The Seal of the Confederation of the Rhine tellingly inscribed in French. |
Following
his stunning defeat of the two great eastern powers—Russia and the Holy Roman
Empire at the Battle of Austerlitz
in December of 1805 the ever confident Napoleon,
self-crowned Emperor of France was
even cockier than usual. He was in a
mood to redraw the map of Europe and
shake up the old order even more than it had been.
He
was determined to peel away as many of the German speaking principalities as possible from the Hapsburg ruled old lands, which as the
old joke went were neither Holy nor Roman or much of an empire. After months of cajoling, bribes and threats
he convinced 16 German states to abandon the Empire and form the Confederation of the Rhine (Rheinbund,) a
lose new nation to be under the protection of the French Emperor. Of course it would also serve as a buffer between
France and its Prussian and Austrian enemies and be a rich source
of vassal armies.
The
Confederation came into being with the signing of the Treaty of the Confederation of the Rhine on July 12, 1806. Never before had so many German states been
united outside of the lose loyalty that they long held to the Holy Roman
Emperor.
It
was also the final death knell of an Empire that stretched back in an unbroken
line to the crowing of Otto I under
the aegis of the Pope in 962. On August 1, 1806 Emperor Francis II was forced to formally dissolve the Empire,
although he and the Hapsburg dynasty continued to rule in Austria.
In
keeping with the semi-republicanism and
liberalism Napoleon still sometimes espoused, the Confederation was organized
without a monarchy. Aside from idealism,
Napoleon hoped that it would keep the fragile new creation from breaking apart
in dynastic struggles. Instead Karl Theodor von Dalberg, the former Arch Chancellor of the Empire was
installed as executive under the non-hereditary,
title of Prince-Primate. Under the treaty he would also preside
over the Diet of the Confederation, a
parliamentary body that never
actually assembled.
The
hereditary rulers of the individual states would be represented by the College of Kings and the Council of the Princes the led by the Prince of Nassau-Usingen.
The
largest and most powerful states including Baden,
Hesse, Cleves, and Berg were
made into grand duchies, and Württemberg and Bavaria became kingdoms
each with a larger measure of local autonomy.
Smaller principalities were consolidated or had their borders redrawn.
However
much relieved the members of the Confederation were to be rid of the Hapsburgs
and the Empire—and many of them were mightily glad—they soon found Napoleons
demands for troops and levies more onerous than their old situation.
Later
in 1806 Napoleon defeated the major German power, Prussia.
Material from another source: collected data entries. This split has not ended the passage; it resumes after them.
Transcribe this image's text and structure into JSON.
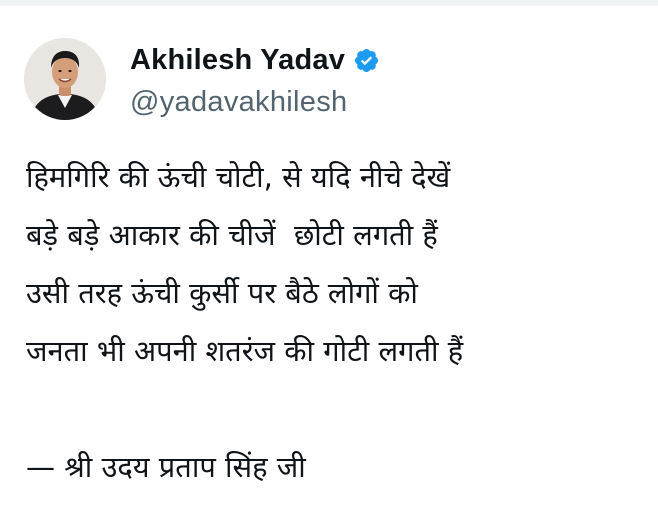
{
  "tweet": {
    "author": {
      "display_name": "Akhilesh Yadav",
      "handle": "@yadavakhilesh",
      "verified": true,
      "avatar_icon": "profile-photo",
      "verified_icon": "verified-badge-icon"
    },
    "lines": [
      "हिमगिरि की ऊंची चोटी, से यदि नीचे देखें",
      "बड़े बड़े आकार की चीजें  छोटी लगती हैं",
      "उसी तरह ऊंची कुर्सी पर बैठे लोगों को",
      "जनता भी अपनी शतरंज की गोटी लगती हैं",
      "",
      "— श्री उदय प्रताप सिंह जी"
    ]
  },
  "colors": {
    "text": "#0f1419",
    "secondary_text": "#536471",
    "verified_blue": "#1d9bf0",
    "divider": "#eff3f4"
  }
}
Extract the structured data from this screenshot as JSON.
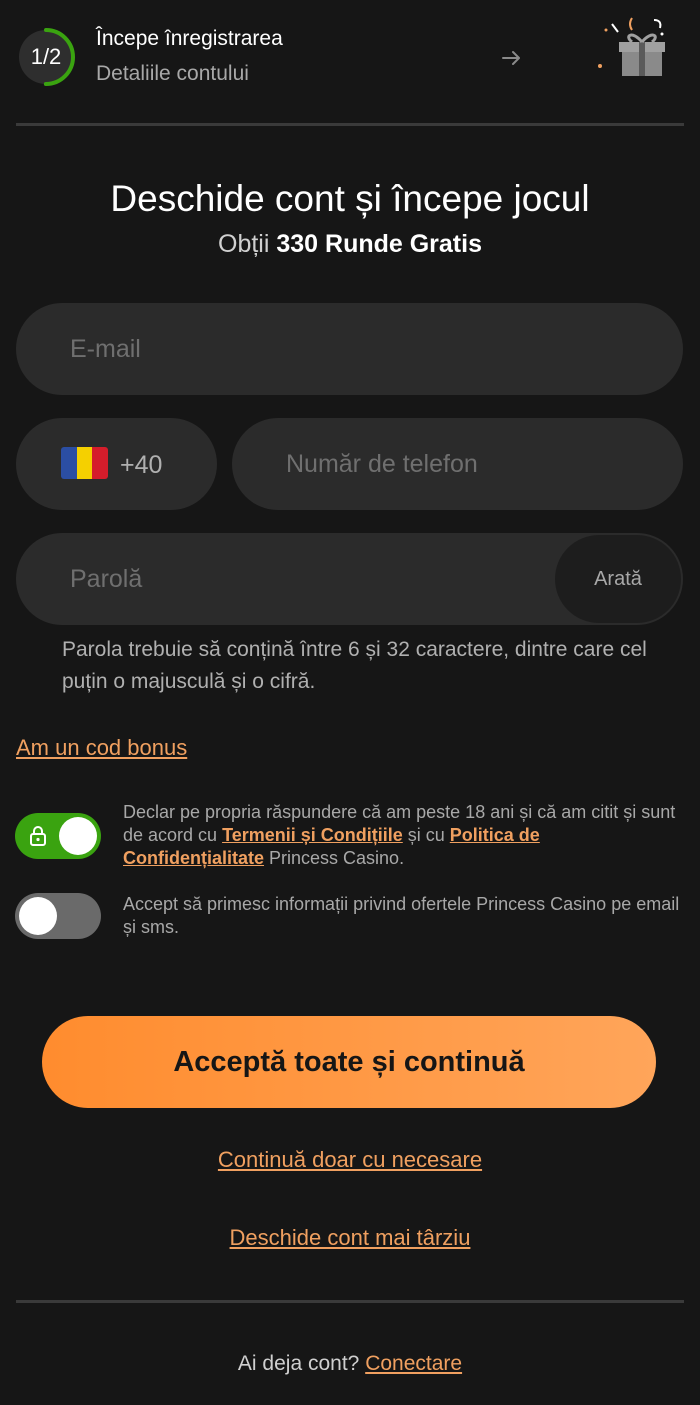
{
  "header": {
    "step": "1/2",
    "progress": 0.5,
    "title": "Începe înregistrarea",
    "subtitle": "Detaliile contului",
    "arrow_icon": "arrow-right-icon",
    "gift_icon": "gift-icon"
  },
  "main": {
    "title": "Deschide cont și începe jocul",
    "subtitle_prefix": "Obții ",
    "subtitle_bold": "330 Runde Gratis"
  },
  "form": {
    "email_placeholder": "E-mail",
    "country_code": "+40",
    "flag_colors": [
      "#2b4ea3",
      "#f5d000",
      "#d51d2b"
    ],
    "phone_placeholder": "Număr de telefon",
    "password_placeholder": "Parolă",
    "show_label": "Arată",
    "password_hint": "Parola trebuie să conțină între 6 și 32 caractere, dintre care cel puțin o majusculă și o cifră."
  },
  "bonus_link": "Am un cod bonus",
  "consents": {
    "terms": {
      "checked": true,
      "text_1": "Declar pe propria răspundere că am peste 18 ani și că am citit și sunt de acord cu ",
      "link_terms": "Termenii și Condițiile",
      "text_2": " și cu ",
      "link_privacy": "Politica de Confidențialitate",
      "text_3": " Princess Casino."
    },
    "marketing": {
      "checked": false,
      "text": "Accept să primesc informații privind ofertele Princess Casino pe email și sms."
    }
  },
  "actions": {
    "accept_all": "Acceptă toate și continuă",
    "necessary_only": "Continuă doar cu necesare",
    "later": "Deschide cont mai târziu"
  },
  "footer": {
    "question": "Ai deja cont? ",
    "login_link": "Conectare"
  },
  "colors": {
    "background": "#161616",
    "accent": "#ff8c2e",
    "link": "#f0a060",
    "toggle_on": "#3aa310"
  }
}
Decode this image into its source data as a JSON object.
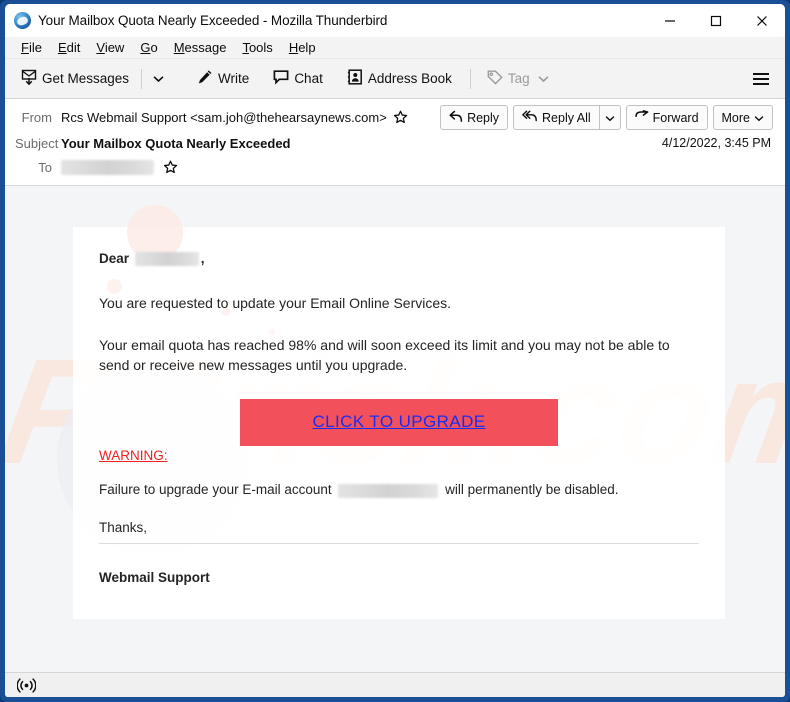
{
  "window": {
    "title": "Your Mailbox Quota Nearly Exceeded - Mozilla Thunderbird",
    "app_icon": "thunderbird-icon",
    "border_color": "#1a4f96",
    "controls": {
      "minimize": "minimize-icon",
      "maximize": "maximize-icon",
      "close": "close-icon"
    }
  },
  "menubar": {
    "items": [
      {
        "label": "File",
        "accesskey": "F"
      },
      {
        "label": "Edit",
        "accesskey": "E"
      },
      {
        "label": "View",
        "accesskey": "V"
      },
      {
        "label": "Go",
        "accesskey": "G"
      },
      {
        "label": "Message",
        "accesskey": "M"
      },
      {
        "label": "Tools",
        "accesskey": "T"
      },
      {
        "label": "Help",
        "accesskey": "H"
      }
    ]
  },
  "toolbar": {
    "get_messages": "Get Messages",
    "get_messages_icon": "download-mail-icon",
    "get_messages_caret": "chevron-down-icon",
    "write": "Write",
    "write_icon": "pencil-icon",
    "chat": "Chat",
    "chat_icon": "speech-bubble-icon",
    "address_book": "Address Book",
    "address_book_icon": "contact-card-icon",
    "tag": "Tag",
    "tag_icon": "tag-icon",
    "tag_caret": "chevron-down-icon",
    "tag_disabled": true,
    "app_menu_icon": "hamburger-menu-icon"
  },
  "message_header": {
    "from_label": "From",
    "from_value": "Rcs Webmail Support <sam.joh@thehearsaynews.com>",
    "subject_label": "Subject",
    "subject_value": "Your Mailbox Quota Nearly Exceeded",
    "to_label": "To",
    "to_value_redacted": true,
    "date": "4/12/2022, 3:45 PM",
    "star_icon": "star-outline-icon",
    "actions": {
      "reply": "Reply",
      "reply_icon": "reply-arrow-icon",
      "reply_all": "Reply All",
      "reply_all_icon": "reply-all-arrow-icon",
      "reply_all_caret": "chevron-down-icon",
      "forward": "Forward",
      "forward_icon": "forward-arrow-icon",
      "more": "More",
      "more_caret": "chevron-down-icon"
    }
  },
  "mail_body": {
    "watermark_text": "PCrisk.com",
    "greeting_prefix": "Dear",
    "greeting_redacted": true,
    "greeting_suffix": ",",
    "paragraph_1": "You are requested to update your Email Online Services.",
    "paragraph_2": "Your email quota has reached 98% and will soon exceed its limit and you may not be able to send or receive new messages until you upgrade.",
    "cta_label": "CLICK TO UPGRADE",
    "cta_bg_color": "#f2505a",
    "cta_link_color": "#1a2ef0",
    "warning_label": "WARNING:",
    "warning_color": "#ef2020",
    "failure_prefix": "Failure to upgrade your E-mail account",
    "failure_redacted": true,
    "failure_suffix": "will permanently be disabled.",
    "thanks": "Thanks,",
    "signature": "Webmail Support"
  },
  "statusbar": {
    "connection_icon": "broadcast-online-icon",
    "text": ""
  }
}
After that, more and more states joined the
Confederation. By 1808 26 more states
had been lured or pressured into the Rheinbund. At its peak only Prussia, Danish Holstein, and Swedish
Pomerania remained outside, while German areas west of the Rhine were
annexed directly into France. More annexations
occurred in 1810 in the Northwest to prevent violation of the trade embargo with Britain from the northern ports.
The
whole project fell apart in 1812 with Napoleon’s epic blunder—the invasion of
Russia. Forced on a winter retreat and
punishing hit and run tactics by the Russians nearly destroyed the Grand Armee. Many members of the Confederation switched
sides after the Battle of Leipzig and
joined the Prussians and Austrians in hectoring the defeated army. The Allies
formally dissolved the Confederation in 1813.
When
peace was finally restored to Europe with the Treaty of Paris in 1814, the German states were formerly given
their independence. The Congress of Vienna redrew the map of
Europe in 1815, but the German states were little affected.
But
with peace the German states realized that a greater central organization was necessary
lest the smaller states be picked off one by one by aggressive neighbors. A new German
Federation (Deutscher Bund) encompassed the former Confederation
states plus Prussia and Austria. The two
major powers struggled for superiority and control of the Federation for years,
weakening it and blocking the aspirations of German liberals and reformers for
a modern unified German state.
Eventually
the Prussians got the upper hand dissolving the Deutschder Bund to create the North German Confederation in 1866.
The Hapsburgs turned their attention south, expanding their holding
deep into the Balkans creating the Austro-Hungarian Empire.
Eventually
the Prussians under their King Wilhelm
II and his able Chancellor Otto Von Bismarck
consolidated the German states, minus Austria, into a new Empire with Wilhelm
as its Kaiser.
The
rest, as they say, is history. Mighty unpleasant
history for the French through three bloody wars.
And
it can be argued that it all might not have happened if Napoleon had not gone
tinkering east of the Rhine creating the first gathering of the principalities
outside of the old decrepit Holy Roman Empire.